Top Speech Procesing APIs
A VoiceBot is nothing without it’s Speech, It’s capability to turn responses coming from an AI engine into a Voice response, That is what gives a way for it to communicate with a user in our languages. And It would require a two way recognition to understand first the language in which user is interacting and then understand the content of the interaction which user did and then responding back to the user in the preferred language.
There are many public cloud based service providers which support for both type of interactions, Speech to Text and Text to Speech conversion. Even if you are not an AI expert or Natural language procesing expert, you can still easily integrate your existing services by implementing simple web services calls. You can implement such services for various Applications in which you are looking to provide support for Voice based interaction or you are looking to have a voice bot deployed in your contact center.
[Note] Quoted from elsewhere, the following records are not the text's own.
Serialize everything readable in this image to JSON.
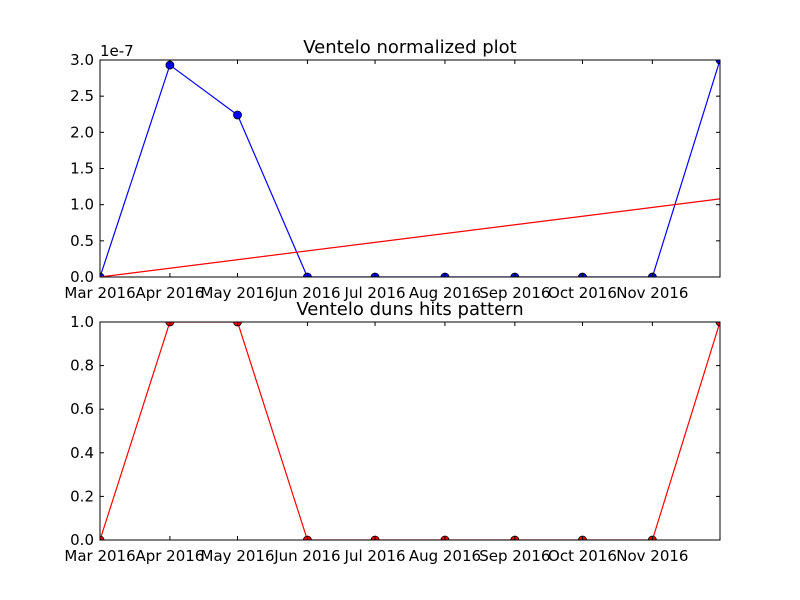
{
  "chart_data": [
    {
      "type": "line",
      "title": "Ventelo normalized plot",
      "xlabel": "",
      "ylabel": "",
      "y_offset_label": "1e-7",
      "x_tick_labels": [
        "Mar 2016",
        "Apr 2016",
        "May 2016",
        "Jun 2016",
        "Jul 2016",
        "Aug 2016",
        "Sep 2016",
        "Oct 2016",
        "Nov 2016"
      ],
      "y_tick_labels": [
        "0.0",
        "0.5",
        "1.0",
        "1.5",
        "2.0",
        "2.5",
        "3.0"
      ],
      "ylim": [
        0,
        3e-07
      ],
      "xlim": [
        "2016-03-01",
        "2016-12-01"
      ],
      "grid": false,
      "series": [
        {
          "color": "#0000ff",
          "marker": "circle",
          "points": [
            {
              "x": "2016-03-01",
              "y": 0
            },
            {
              "x": "2016-04-01",
              "y": 2.93e-07
            },
            {
              "x": "2016-05-01",
              "y": 2.24e-07
            },
            {
              "x": "2016-06-01",
              "y": 0
            },
            {
              "x": "2016-07-01",
              "y": 0
            },
            {
              "x": "2016-08-01",
              "y": 0
            },
            {
              "x": "2016-09-01",
              "y": 0
            },
            {
              "x": "2016-10-01",
              "y": 0
            },
            {
              "x": "2016-11-01",
              "y": 0
            },
            {
              "x": "2016-12-01",
              "y": 3e-07
            }
          ]
        },
        {
          "color": "#ff0000",
          "marker": "none",
          "points": [
            {
              "x": "2016-03-01",
              "y": 0
            },
            {
              "x": "2016-12-01",
              "y": 1.08e-07
            }
          ]
        }
      ]
    },
    {
      "type": "line",
      "title": "Ventelo duns hits pattern",
      "xlabel": "",
      "ylabel": "",
      "x_tick_labels": [
        "Mar 2016",
        "Apr 2016",
        "May 2016",
        "Jun 2016",
        "Jul 2016",
        "Aug 2016",
        "Sep 2016",
        "Oct 2016",
        "Nov 2016"
      ],
      "y_tick_labels": [
        "0.0",
        "0.2",
        "0.4",
        "0.6",
        "0.8",
        "1.0"
      ],
      "ylim": [
        0,
        1.0
      ],
      "xlim": [
        "2016-03-01",
        "2016-12-01"
      ],
      "grid": false,
      "series": [
        {
          "color": "#ff0000",
          "marker": "circle",
          "points": [
            {
              "x": "2016-03-01",
              "y": 0
            },
            {
              "x": "2016-04-01",
              "y": 1
            },
            {
              "x": "2016-05-01",
              "y": 1
            },
            {
              "x": "2016-06-01",
              "y": 0
            },
            {
              "x": "2016-07-01",
              "y": 0
            },
            {
              "x": "2016-08-01",
              "y": 0
            },
            {
              "x": "2016-09-01",
              "y": 0
            },
            {
              "x": "2016-10-01",
              "y": 0
            },
            {
              "x": "2016-11-01",
              "y": 0
            },
            {
              "x": "2016-12-01",
              "y": 1
            }
          ]
        }
      ]
    }
  ]
}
Here is a list of some popular APIs for speech processing:
- Google Cloud Speech API
- IBM Watson Speech to Text
- Amazon Polly
- IBM Watson Text to Speech
- Amazon Transcribe
We will describe the general aspects of each API.
Google Cloud Speech API
Google Cloud Speech API is a part of Google Cloud. It would support converting a human speech to text.Google is so far has the best and vast natural langugage processing engine. It has support for processing more than 100 languages. It would also allow you to identify the sentiments or different entities available in the speech input.API can work both in batch and real-time modes. The price is flexible. Up to 60 minutes of the processed audio is free for each user. If you want to process more than 60 minutes, you should pay 0.006 USD per 15 seconds. It is interesting that the total monthly capacity is limited to 1 million minutes of audio.
IBM Watson Speech to Text
IBM Watson Speech to Text is a service provided by IBM Watson that can convert human speech into text. IBM Watson has very limited language capabilties. Good thing about IBM Watson is that other than supporting customization for specific words it would also allow you to customize it for the particular acoustic condition.
There are three levels of access to the service. The standard level provides free access for the first 1000 minutes of processed audio per month. Then, the flexible per minute prices are used. They depend on the number of minutes you want to process. If you’re going to use customization models, you will have to pay 0.03 USD in addition to the Standard level prices. To use Premium level, you would have to reach out to IBM.
Amazon Polly is part of Amazon Web Services offering to allow their customers to convert Speech into Text.
Amazon Polly has a good support of SSML which would enable it’s users to add various touches into the interactions like adding pauses, adding weight to some of the words etc.
Pricing is flexible. The Free Tier is available during the first 12 months, but you will be able to process not more than 5 million characters per month. The Pay-As-You-Go model is an alternative. You will have to pay 4 USD per 1 million characters processed.
IBM Watson Text to Speech
IBM Watson Text to Speech also provides a service for performing text-to-speech task.
The system produces high-quality audio files from the input texts. It can recognize some abbreviations and numbers. For example, it can pronounce “United States Dollars” when it meets “USD” abbreviation in the text. The API can detect the tone of the sentence (question, for example). You can choose the expressiveness of the voice (GoodNews, Apology, Uncertainty). Also, there are available such voices as Young, Soft, Male, Female. However, expressiveness and different types of voices are currently available only for English language. Word timing feature allows synchronizing the text streaming and the voice accompanying. The service can produce audio files with different formats. You can read more about supported formats in the documentation.
Pricing depends on the level of usage. If you want Premium level, you should contact IBM to agree on the details of the price and usage. If using Standard level is sufficient, the conditions are as follows. First 1 million characters of processed text per month are free. If you need to process more characters, you will need to pay 0.02 USD per 1000 characters. All languages and voices are available in the Standard level.
Amazon Transcribe is another service provdied by Amazon Web Services into Speech recognition. As it name suggests this service enables users to generate a transcript of audio files.
The main benefit we could think of using Amazon Transcribe is to convert Contact center conversations into text transcripts allowing contact center to get better insights to their calls. Amazon transcribe has this feature which supports telephony audio which usually has lower audio quality. Other that this features includes like adding timestamps. Aside to that Amazon Transcribe has fairly good roadmap to bring in many more features to this product.
This service is also part of their Free Tier, A user can use this service for upto 60 minutes per month for 12 months during the Free Tier. Post that, it would be charging 0.0004 USD per second of the audio which is being processed.